今日から毎日、N氏の家の前に小動物の死がいを置きます。無言電話を一日千回掛けます。駄人間呼ばわりは許さねえ。本当のことを言うヤツには復讐あるのみ。

▼以前の会社の同僚と話す。彼はブログをやっていたが少し窮屈になってやめてしまったという。彼は変わった角度から物事を見るし、その意見も興味深いので残念である。ただ、窮屈という感情はなんとなくわかる。今はちょっと誤解を招くような表現があるとすぐ批判にさらされる。

情報を受け取る側に一度でも目を付けられたり、嫌われたりすると、その評価を覆すのが難しい。ツイッターなどは文字数が少ないせいで詳細が削ぎ落とされ極端な論調になってしまい、トラブルを招きやすくなっているように感じる。そして、意見そのものの本質よりも、その意見を好きか嫌いかによって評価されるところが大きい。

一度嫌いと判断すると、どんな手段で批判してもいいと思っている人たちがいる。気に入らない意見だと思っても、それを放っておくことができない人たちである。自分がまったく被害を受けていないにもかかわらず抗議するのを見かけることもある。その濁流のような攻撃にさらされると、どうしようもなくなってしまう。
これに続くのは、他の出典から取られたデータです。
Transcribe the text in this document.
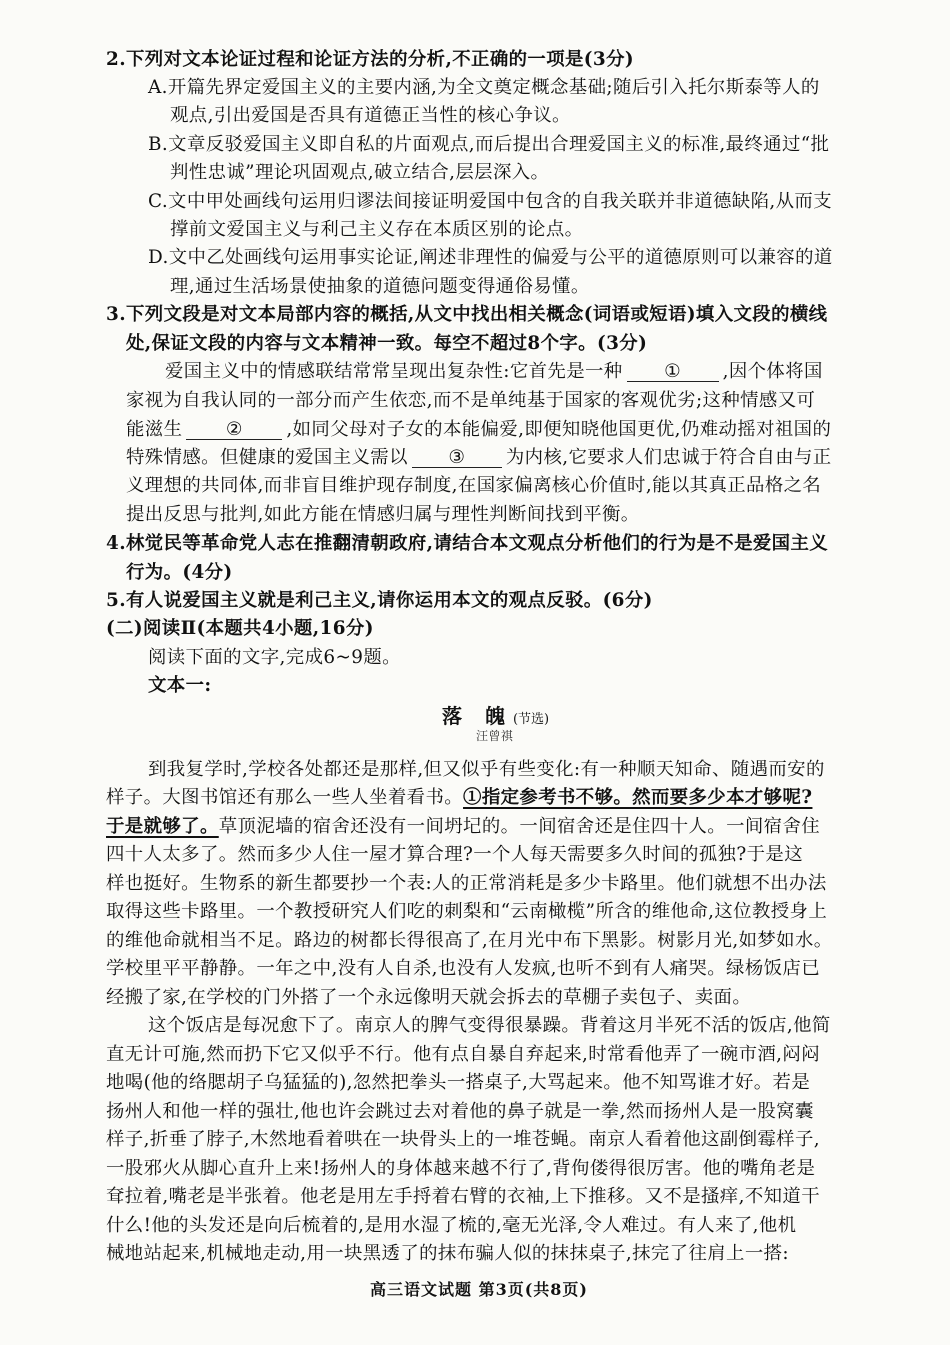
2.下列对文本论证过程和论证方法的分析,不正确的一项是(3分)
A.开篇先界定爱国主义的主要内涵,为全文奠定概念基础;随后引入托尔斯泰等人的
观点,引出爱国是否具有道德正当性的核心争议。
B.文章反驳爱国主义即自私的片面观点,而后提出合理爱国主义的标准,最终通过“批
判性忠诚”理论巩固观点,破立结合,层层深入。
C.文中甲处画线句运用归谬法间接证明爱国中包含的自我关联并非道德缺陷,从而支
撑前文爱国主义与利己主义存在本质区别的论点。
D.文中乙处画线句运用事实论证,阐述非理性的偏爱与公平的道德原则可以兼容的道
理,通过生活场景使抽象的道德问题变得通俗易懂。
3.下列文段是对文本局部内容的概括,从文中找出相关概念(词语或短语)填入文段的横线
处,保证文段的内容与文本精神一致。每空不超过8个字。(3分)
爱国主义中的情感联结常常呈现出复杂性:它首先是一种 ① ,因个体将国
家视为自我认同的一部分而产生依恋,而不是单纯基于国家的客观优劣;这种情感又可
能滋生 ② ,如同父母对子女的本能偏爱,即便知晓他国更优,仍难动摇对祖国的
特殊情感。但健康的爱国主义需以 ③ 为内核,它要求人们忠诚于符合自由与正
义理想的共同体,而非盲目维护现存制度,在国家偏离核心价值时,能以其真正品格之名
提出反思与批判,如此方能在情感归属与理性判断间找到平衡。
4.林觉民等革命党人志在推翻清朝政府,请结合本文观点分析他们的行为是不是爱国主义
行为。(4分)
5.有人说爱国主义就是利己主义,请你运用本文的观点反驳。(6分)
(二)阅读Ⅱ(本题共4小题,16分)
阅读下面的文字,完成6~9题。
文本一:
落 魄(节选)
汪曾祺
到我复学时,学校各处都还是那样,但又似乎有些变化:有一种顺天知命、随遇而安的
样子。大图书馆还有那么一些人坐着看书。①指定参考书不够。然而要多少本才够呢?
于是就够了。草顶泥墙的宿舍还没有一间坍圮的。一间宿舍还是住四十人。一间宿舍住
四十人太多了。然而多少人住一屋才算合理?一个人每天需要多久时间的孤独?于是这
样也挺好。生物系的新生都要抄一个表:人的正常消耗是多少卡路里。他们就想不出办法
取得这些卡路里。一个教授研究人们吃的刺梨和“云南橄榄”所含的维他命,这位教授身上
的维他命就相当不足。路边的树都长得很高了,在月光中布下黑影。树影月光,如梦如水。
学校里平平静静。一年之中,没有人自杀,也没有人发疯,也听不到有人痛哭。绿杨饭店已
经搬了家,在学校的门外搭了一个永远像明天就会拆去的草棚子卖包子、卖面。
这个饭店是每况愈下了。南京人的脾气变得很暴躁。背着这月半死不活的饭店,他简
直无计可施,然而扔下它又似乎不行。他有点自暴自弃起来,时常看他弄了一碗市酒,闷闷
地喝(他的络腮胡子乌猛猛的),忽然把拳头一搭桌子,大骂起来。他不知骂谁才好。若是
扬州人和他一样的强壮,他也许会跳过去对着他的鼻子就是一拳,然而扬州人是一股窝囊
样子,折垂了脖子,木然地看着哄在一块骨头上的一堆苍蝇。南京人看着他这副倒霉样子,
一股邪火从脚心直升上来!扬州人的身体越来越不行了,背佝偻得很厉害。他的嘴角老是
耷拉着,嘴老是半张着。他老是用左手捋着右臂的衣袖,上下推移。又不是搔痒,不知道干
什么!他的头发还是向后梳着的,是用水湿了梳的,毫无光泽,令人难过。有人来了,他机
械地站起来,机械地走动,用一块黑透了的抹布骗人似的抹抹桌子,抹完了往肩上一搭:
高三语文试题 第3页(共8页)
書く側も一つ一つ反論するとエネルギーを使うし、そんな議論に時間を割くのも惜しい。そうするとやがては毒にも薬にもならない、当たり障りの無い意見ばかりが増えていくのだろう。きっとテレビを面白く感じなくなった原因の一つも、抗議に対処するのを嫌がり、誰からも文句を言われない番組ばかりが増えたところにあるのではないか。それでも文句は言われているが。また、ネット上でもこの傾向がより一層強まっていくのだろう。

残念なのは、本を出版するわけではないにしろ、優れた見識を有している人たちが自分からその口を閉ざしてしまうことである。面白いが誤解を招きやすい表現は公表されないこともあるだろう。きっと公表されなかったものの中にこそ、価値あるものがあったに違いない。強い攻撃性を持つ人たちが、みずからの手でその優れた見識に触れる機会を失くし、面白いものを台無しにしていることがなんとも残念である。